The week ends. Our lives return to a rhythm.

Back to work, stress builds.

It finally bubbles over and- crisis- he can’t take it anymore.

He can’t take the little things- the way I don’t notice the crumbs that fall on the table when I eat my food.

The way the ketchup container is always sticky. The way everything is always sticky.

The way I don’t clear the table after eating right away. Food left on the table- he’s panicking.

I don’t get it.

At first, for a while, my sole response is anger. “Chill out,” is all I can think. “What’s the big deal?”

Eventually my ego relents, and I see him and his sticky-finger-suffering. Humility sets in.

I set out to reform my ways, slowing digging into habits, stretching myself to change them.

The problem with these small, quirky habits is they don’t bother me.

The crumbs on the table? First I don’t see them. Then I don’t care when I see them.

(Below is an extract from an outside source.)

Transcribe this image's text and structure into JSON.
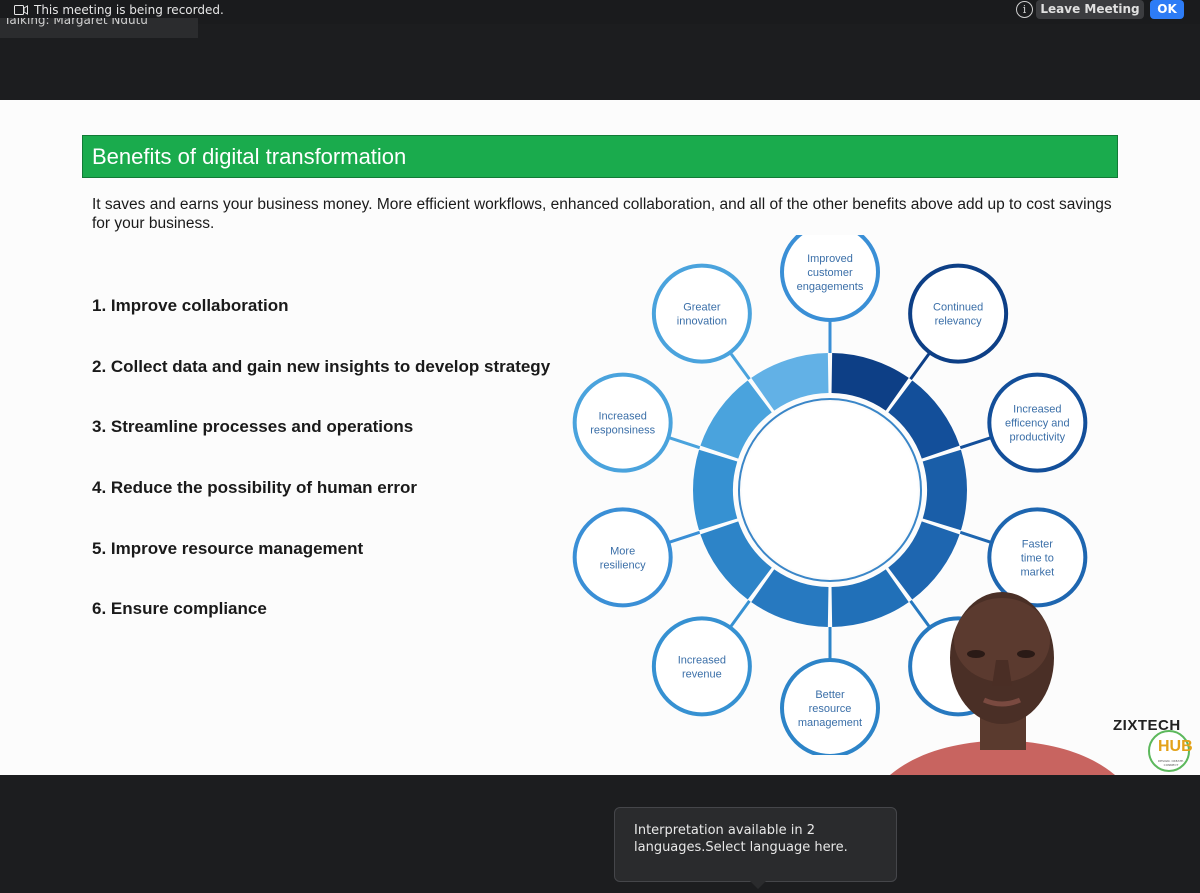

Blindness. Indifference. Standstill.

Finally, fear becomes my impetus for change. Fear and love. When I eat, my body freezes up, as his words reverberate through my mind. “No crumbs on the table. This will make him happy.”

I start to notice the way I eat, they way I sit at the table, things that previously flew over my head. I start to see these habits in others.

Tanya,” I chide my child in surprise, “Look at those crumbs you just left on the table!

“Ew,” My hand jumps off the ketchup bottle, noticing for the first time the way the stickiness of it feels against my skin, and how that stickiness attaches itself to everything else I touch afterwards. “That is gross,” I realize.

It takes years. Years of trying. Squinting to see what he sees. Attempting change.

Losing the new habit, regressing. Trying again. Noticing more. Becoming more attune to the physical world. Upping my game.

By no means is it a one-way street. In all ways, we do it to each other.

See these socks?!” I say to him one day, arms folded. “You leave your socks here every day. There’s a pile of ten of them hiding under the couch.”

Oh, yeah? ” he responds laughing, nonplussed. “Eh. Can’t change me!”

“No, “ I respond firmly, upset. “I don’t like this.”

Resistance wears off. Eventually, he too, goes through that grind.

First driven to change out of love and fear, he begins to see.

He sees what I see. Socks left by the couch. Every. Day.

It takes him years.

Moving forward, moving back. Irritation rising, setting.

Changing. Like the making of leather, knocked in hide after so many years of working it through, it’s tough.

If only we could live in our personal space cubicles and not need to share.

But caught in the intersection between this external, limited physical world and our internal, pliable, emotional needs, we have no choice but to swap stories of likes and dislikes, annoyances and preferences, and in doing so, carve out space for the other.

In working out these little, stupid habits that annoy us about each other, we harness the same amount of energy as the continuation of creation.

There, in the lack of crumbs of the table, is the story of our marriage, and my remaining hope for the human race.